Aerial view of Glasgow city centre and River Clyde

Vacant land in Glasgow could be used to help alleviate fuel poverty in the city, according to university researchers.

Scientists at the University of Strathclyde looked at the amount of derelict – or brownfield – land in the city, its proximity to social housing, and how much low-carbon heat it could yield using ground source heat pumps.

The results, published in the journal Renewable Energy, suggest that with the right technology and necessary investment Glasgow has sufficient available brownfield land to easily meet the heat demand of all households in fuel poverty.

Dr Richard Lord, senior lecturer in Civil and Environmental Engineering, said: “This study suggests there is potential to ease fuel poverty in Glasgow by making use of brownfield land to deploy renewable energy technologies such as ground source heat pumps.

“Brownfield land is a legacy of industrial retraction in many towns and cities worldwide, where land remains vacant long after it has gone into disuse, and is often a barrier to redevelopment.

Using this land for renewable heating is one option that can support development of a low carbon economy and also stimulate regeneration.”

The researchers calculated the amount of brownfield land in the city, its proximity to social housing, the likely energy yield from the technology and the heat demand from properties to reach their conclusion.

They found that Glasgow contains the greatest concentration of vacant and derelict land in Scotland, totalling 1,195 hectares over 863 sites. When combined with 367 hectares of 50 licensed and unlicensed landfill sites brownfield sites represent 9% of the city area.
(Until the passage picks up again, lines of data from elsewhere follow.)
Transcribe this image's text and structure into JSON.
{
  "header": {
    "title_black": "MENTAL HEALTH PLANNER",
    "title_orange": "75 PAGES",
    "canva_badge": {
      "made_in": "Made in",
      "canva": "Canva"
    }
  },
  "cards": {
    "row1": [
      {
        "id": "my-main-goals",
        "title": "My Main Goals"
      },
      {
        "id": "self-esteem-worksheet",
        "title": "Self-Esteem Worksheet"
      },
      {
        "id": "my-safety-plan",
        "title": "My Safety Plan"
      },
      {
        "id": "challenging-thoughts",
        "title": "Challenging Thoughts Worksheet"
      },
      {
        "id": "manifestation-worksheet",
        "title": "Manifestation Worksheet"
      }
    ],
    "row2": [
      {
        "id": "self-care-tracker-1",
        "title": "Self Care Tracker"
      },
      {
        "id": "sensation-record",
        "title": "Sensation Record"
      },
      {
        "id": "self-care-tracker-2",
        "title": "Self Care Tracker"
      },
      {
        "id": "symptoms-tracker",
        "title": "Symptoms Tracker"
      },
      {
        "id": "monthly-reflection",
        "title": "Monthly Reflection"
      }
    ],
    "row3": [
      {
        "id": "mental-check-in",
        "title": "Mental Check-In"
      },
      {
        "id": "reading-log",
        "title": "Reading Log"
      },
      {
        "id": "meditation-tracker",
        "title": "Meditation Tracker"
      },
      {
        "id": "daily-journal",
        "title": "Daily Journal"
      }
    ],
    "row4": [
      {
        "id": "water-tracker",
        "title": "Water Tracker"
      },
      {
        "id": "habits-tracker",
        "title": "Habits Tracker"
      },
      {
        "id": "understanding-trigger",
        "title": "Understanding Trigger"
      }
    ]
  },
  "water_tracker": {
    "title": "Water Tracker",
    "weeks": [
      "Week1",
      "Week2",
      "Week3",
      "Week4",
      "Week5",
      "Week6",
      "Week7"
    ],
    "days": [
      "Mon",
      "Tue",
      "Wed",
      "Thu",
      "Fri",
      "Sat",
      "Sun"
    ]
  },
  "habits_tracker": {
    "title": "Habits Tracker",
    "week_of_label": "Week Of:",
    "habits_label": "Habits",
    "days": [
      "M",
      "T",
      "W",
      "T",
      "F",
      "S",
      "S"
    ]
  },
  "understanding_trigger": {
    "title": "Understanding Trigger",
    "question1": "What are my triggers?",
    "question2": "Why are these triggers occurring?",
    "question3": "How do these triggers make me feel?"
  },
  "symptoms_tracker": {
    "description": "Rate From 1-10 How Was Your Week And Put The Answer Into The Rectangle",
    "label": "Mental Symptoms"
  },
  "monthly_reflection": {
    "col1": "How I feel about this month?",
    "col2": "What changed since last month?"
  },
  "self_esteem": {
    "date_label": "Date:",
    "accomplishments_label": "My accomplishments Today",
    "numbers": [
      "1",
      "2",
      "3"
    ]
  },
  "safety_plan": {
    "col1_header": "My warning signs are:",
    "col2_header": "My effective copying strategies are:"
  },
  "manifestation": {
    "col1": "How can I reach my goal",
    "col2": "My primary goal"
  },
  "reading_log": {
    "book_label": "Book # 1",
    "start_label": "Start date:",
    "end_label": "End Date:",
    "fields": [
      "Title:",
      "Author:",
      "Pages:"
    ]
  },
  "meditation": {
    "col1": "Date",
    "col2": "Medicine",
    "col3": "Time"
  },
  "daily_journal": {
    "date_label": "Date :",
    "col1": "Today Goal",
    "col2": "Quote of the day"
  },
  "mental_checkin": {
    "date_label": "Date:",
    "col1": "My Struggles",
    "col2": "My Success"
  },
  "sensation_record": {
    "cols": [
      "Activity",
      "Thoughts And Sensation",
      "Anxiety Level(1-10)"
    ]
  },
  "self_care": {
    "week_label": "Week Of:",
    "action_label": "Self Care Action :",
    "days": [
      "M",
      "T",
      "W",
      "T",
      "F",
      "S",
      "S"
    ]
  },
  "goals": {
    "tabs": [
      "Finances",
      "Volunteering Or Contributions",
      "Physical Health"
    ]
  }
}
In addition, Glasgow has an estimated 93,000 households in fuel poverty of which 35,000 may be at high risk. A household is said to be in fuel poverty if sufficient energy services cannot be provided for 10% of income.

Decarbonising heat

Ground source heat pumps use electrical power but produce roughly three times as much heat in return.  Scotland’s electricity is now largely from renewable sources.
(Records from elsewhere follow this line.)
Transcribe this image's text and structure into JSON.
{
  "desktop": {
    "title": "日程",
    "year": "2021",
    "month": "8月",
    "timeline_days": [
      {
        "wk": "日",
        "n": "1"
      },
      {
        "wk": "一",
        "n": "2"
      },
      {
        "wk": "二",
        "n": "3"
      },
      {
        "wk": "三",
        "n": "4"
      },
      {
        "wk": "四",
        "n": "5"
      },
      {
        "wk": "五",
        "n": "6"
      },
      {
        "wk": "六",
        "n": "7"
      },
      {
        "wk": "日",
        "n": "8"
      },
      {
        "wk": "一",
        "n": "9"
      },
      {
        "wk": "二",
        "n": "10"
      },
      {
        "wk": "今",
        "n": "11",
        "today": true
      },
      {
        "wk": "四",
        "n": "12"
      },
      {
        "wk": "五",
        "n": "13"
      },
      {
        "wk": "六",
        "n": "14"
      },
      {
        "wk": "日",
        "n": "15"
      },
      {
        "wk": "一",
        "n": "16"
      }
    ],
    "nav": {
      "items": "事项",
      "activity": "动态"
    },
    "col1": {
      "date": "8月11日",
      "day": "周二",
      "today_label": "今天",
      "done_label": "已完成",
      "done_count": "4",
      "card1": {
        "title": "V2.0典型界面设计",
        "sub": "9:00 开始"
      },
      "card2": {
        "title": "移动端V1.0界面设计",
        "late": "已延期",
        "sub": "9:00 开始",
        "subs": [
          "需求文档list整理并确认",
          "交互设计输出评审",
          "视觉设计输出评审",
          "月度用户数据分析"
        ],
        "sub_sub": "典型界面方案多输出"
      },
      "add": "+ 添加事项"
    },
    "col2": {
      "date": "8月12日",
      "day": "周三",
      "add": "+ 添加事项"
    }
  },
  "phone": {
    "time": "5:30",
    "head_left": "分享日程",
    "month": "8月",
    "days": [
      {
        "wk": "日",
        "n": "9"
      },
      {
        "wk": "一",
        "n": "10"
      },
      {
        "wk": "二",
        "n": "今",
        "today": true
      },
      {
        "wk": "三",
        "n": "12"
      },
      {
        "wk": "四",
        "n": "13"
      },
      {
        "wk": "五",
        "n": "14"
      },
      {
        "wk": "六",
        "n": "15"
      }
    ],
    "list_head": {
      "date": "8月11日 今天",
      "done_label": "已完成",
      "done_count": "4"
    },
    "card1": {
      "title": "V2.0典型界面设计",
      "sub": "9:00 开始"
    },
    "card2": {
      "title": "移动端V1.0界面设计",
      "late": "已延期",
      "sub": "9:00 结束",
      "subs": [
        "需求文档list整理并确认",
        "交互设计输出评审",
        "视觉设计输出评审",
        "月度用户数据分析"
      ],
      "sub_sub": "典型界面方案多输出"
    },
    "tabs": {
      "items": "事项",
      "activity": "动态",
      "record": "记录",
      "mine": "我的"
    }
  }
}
Using brownfield in this way could help to address the next challenge of decarbonising heat, which has roughly double the energy demand and is currently supplied mostly from fossil fuels like natural gas.
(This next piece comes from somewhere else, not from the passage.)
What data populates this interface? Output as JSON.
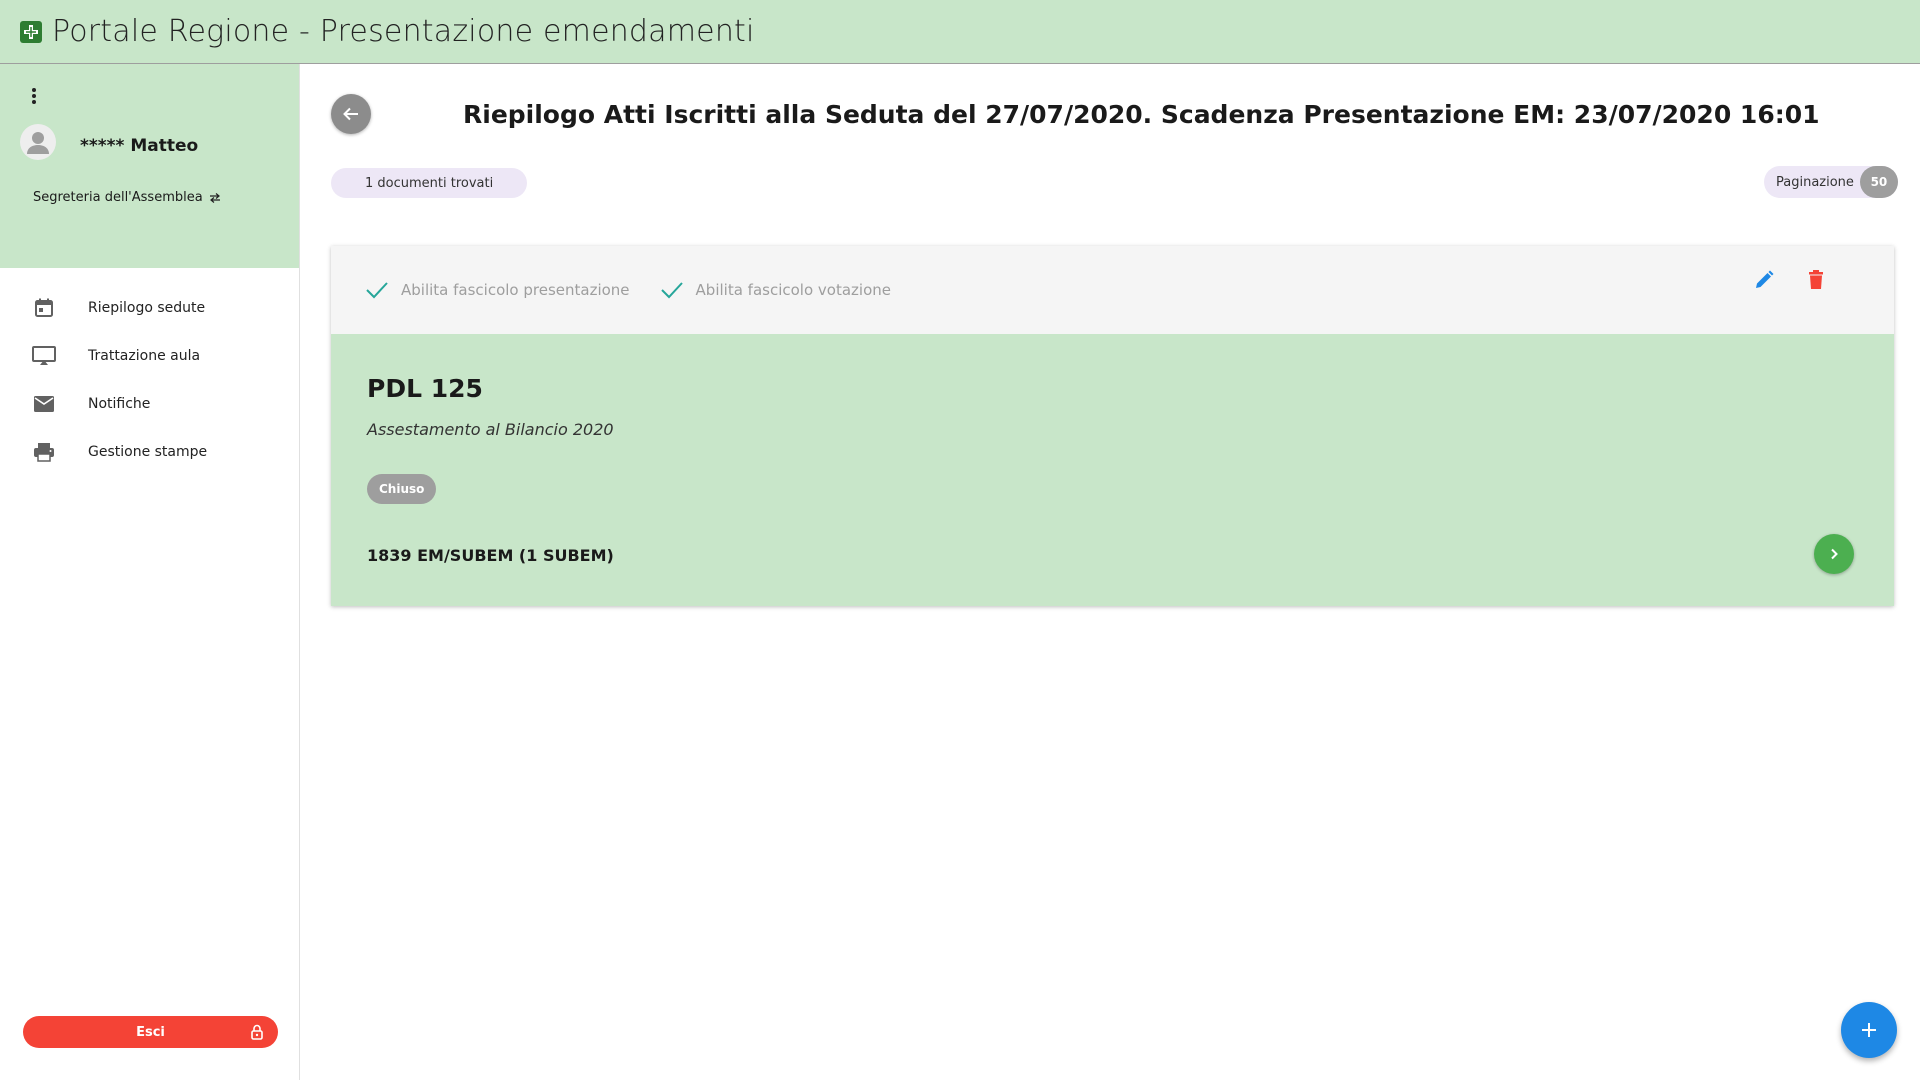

Assuming an average household size of 92m squared and peak heat energy demand of 8 kilowatts kWt, the researchers found that if all available brownfield land had ground source heat pumps with horizontal arrays installed the entire heat demand of 34,866 properties could be met.

If only 80% of the peak heat demand is to be met, as is typical in optimising such designs, the size of this figure increases to 43,754 properties, nearly half of the total in fuel poverty.

And if more expensive vertical boreholes for heat pumps were used this would increase energy yield and hypothetically meet the demands of all properties in fuel poverty.

Dr Lord said: “It is necessary for a balance to be drawn between installation costs, the technology footprint, and the number of properties whose heat demand could be met, to provide the most cost effective, sustainable solution that still allows for future redevelopment.

“Perhaps the greatest challenges in reusing brownfield land to alleviate fuel poverty come from the inherent nature of the land itself – the fact that land is not in use may indicate that it is not currently needed or not economically viable. This might be due to location or the cost of remediation of contamination.

“It is clear that using brownfield land to provide ground source heating for social housing has the potential to contribute to alleviating fuel poverty as well as bringing significant opportunities for the restoration and reuse of vacant and derelict land.”

The research was funded by the Energy Technology Partnership, the University of Strathclyde and the BRE.